Indian-Style Mushroom Masala Curry

Indian-Style Mushroom Masala Curry

This mushroom masala curry is simply the best because it's delicious, rich, hearty & flavorful. It's a perfect recipe for a simple dinner. Serve this mushroom gravy over rice or with any Indian flatbreads, sure it will be loved by everyone.

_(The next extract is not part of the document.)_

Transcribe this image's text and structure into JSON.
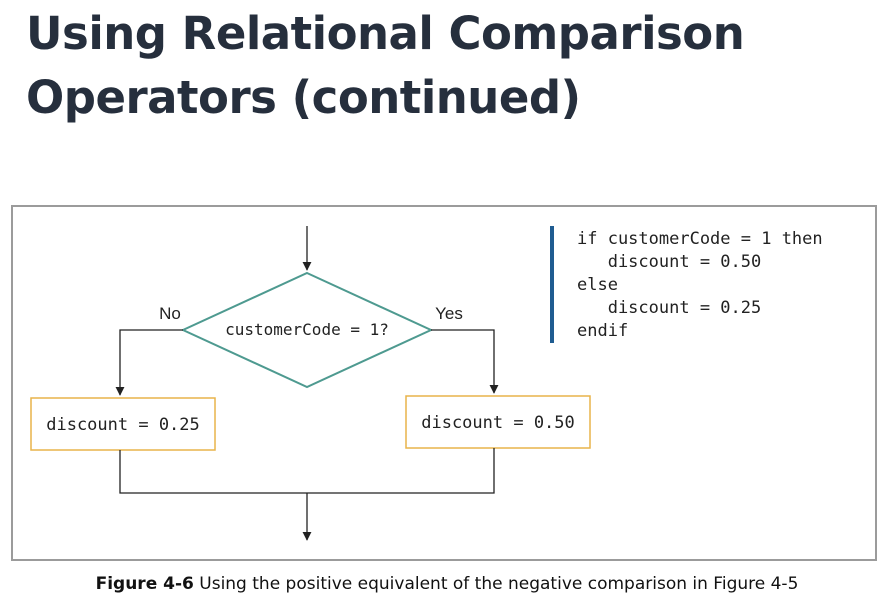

Prep Time: 7 mins   Cook Time: 23 mins   Total Time: 30 mins   Serves: 3 

Nutritional information (per serving)

Calories: 160 kcal   Fats: 12g   Carbs: 11g   Protein: 3g   Fiber: 3g

Perfect For: Dinner

Here’s what you’ll need

  • 200g to 230g PlantVita White Button Mushrooms or Cremini Mushrooms, sliced
  • 1 cup onions, cubed (1 large)
  • 1 cup tomatoes, cubed (2 large)
  • ½ inch ginger chopped
  • 2 to 3 cloves garlic chopped
  • 12 cashew nuts
  • 2 tbsp. vegetable oil
  • ¾ to 1 tsp. garam masala
  • ½ to ¾ tsp. Kashmiri red chili powder
  • ¾ to 1 tsp. coriander powder 
  • ¼ tsp. salt or as needed
  • ¼ tsp. kasuri methi


  • 1 small bay leaf or 10 curry leaves
  • 2 green cardamoms
  • 1 inch cinnamon piece
  • 2 tbsp. coriander leaves, finely chopped
  • 2 to 3 tbsp. cream (optional)

Let’s get cooking: 


1. Bring 2 cups of water to a boil and add cubed onions. Boil them until transparent for about 5 to 6 mins. Drain them and cool down.
2. Add onions, tomatoes, ginger, garlic and 12 cashews to a blender jar.
3. Make a fine paste and set aside. Ensure the paste is smooth and not coarse.

How to make mushroom masala curry

1. Heat 2 tablespoons oil in a pan. optional - When the oil becomes hot, add bay leaf, cardamoms & cinnamon.
2. Pour the onion tomato puree and cook covered until the mixture thickens. Keep stirring often while frying.
3. Then add red chili powder, coriander powder and garam masala.
4. Saute on a low heat until the mixture turns fragrant and leaves the sides of the pan.
5. While the mixture cooks, rinse and slice the mushrooms.
6. When the onion tomato masala becomes aromatic. add sliced mushrooms and salt.
7. Saute for 2 to 3 mins until the flavor of mushrooms come out.
8. Next pour ½ to ¾ cup water or as needed to make a thick gravy.
9. Cook until the mushrooms turn tender and not soggy. If the gravy is too thick add little hot water.
10. Sprinkle kasuri methi. Cover and Turn off the stove. 
11. Mix and serve mushroom masala hot with basmati rice or roti.